Quant à Aobayashi Yōsuke, Ye Yuqing lui rasa le crâne par colère avant de le remettre à l'organisation de résistance avec les autres prisonniers du SOT.
Le géant Aigle de Sang emporta les cinq dans les airs, volant vers l'horizon. Le ciel à l'est était déjà blafard, l'aube approchait.
Hasegawa Kouhei regarda en bas le village ruiné et l'équipement détruit, sentant un soulagement monter.
La nuit avait été chaotique. Sans l'intervention de Fang Cheng, l'organisation de résistance et leurs camarades auraient été anéantis.
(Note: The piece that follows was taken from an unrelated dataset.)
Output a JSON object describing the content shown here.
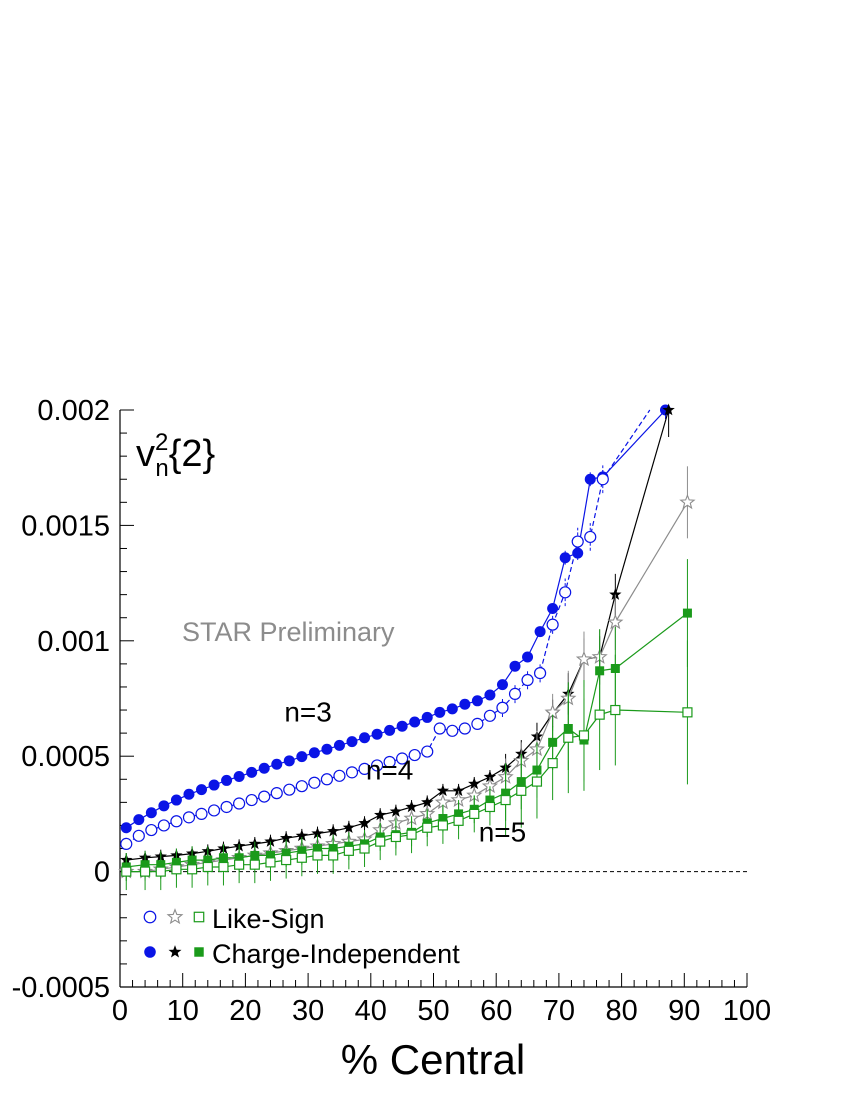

Il jeta un œil au dos large et stable de Fang Cheng, qui dégageait une solidité montagneuse et un sentiment de sécurité.
Hasegawa Kouhei soupira.
Ils étaient tous des sujets d'expérience, pourtant Fang Cheng — si jeune — possédait un pouvoir écrasant, capable d'anéantir des forces militaires entières sans effort. Même le Gouvernement de la Zone 11 devait le reconnaître.
Pendant ce temps, Hasegawa Kouhei, à trente-cinq ans, restait un chef de résistance mineur incapable de vaincre une seule femme.
Les comparaisons sont cruelles. Il s'était cru réussi.
À côté de Fang Cheng ? Il ne se sentait comme rien.
Et il était célibataire depuis des ans. Merde !
Le groupe atteignit bientôt la base cachée de l'organisation de résistance, inutilisée depuis longtemps et couverte de poussière.
Pas comme s'ils étaient là pour se détendre. Un peu de saleté n'avait pas d'importance.
« Hé, Ah Cheng, ce type est mort ! »
Ye Yuqing fixait le corps inerte de Nakajima Tomoya.
Il semblait s'être vidé de son sang après avoir cogné sa tête.
Fang Cheng le vérifia — pas de battement, pupilles dilatées.
« Mort pour de bon ? »
Il avait espéré l'interroger. « Enterrez-le plus tard. »
Fang Cheng et Ye Yuqing laissèrent le corps au sol.
« Idiot. Tout ce pouvoir, et toujours un idiot. »
Nakajima Tomoya n'était pas mort. Son super-pouvoir de « faire le mort » avait trompé même la médecine légale.
Des années plus tôt, cette capacité l'avait aidé à recueillir des renseignements en posant en cadavre, gravissant les échelons du département du renseignement.
Maintenant, elle trompait Fang Cheng.
Il resta immobile, aux écoutes. Rapporter des infos utiles pourrait lui sauver la vie.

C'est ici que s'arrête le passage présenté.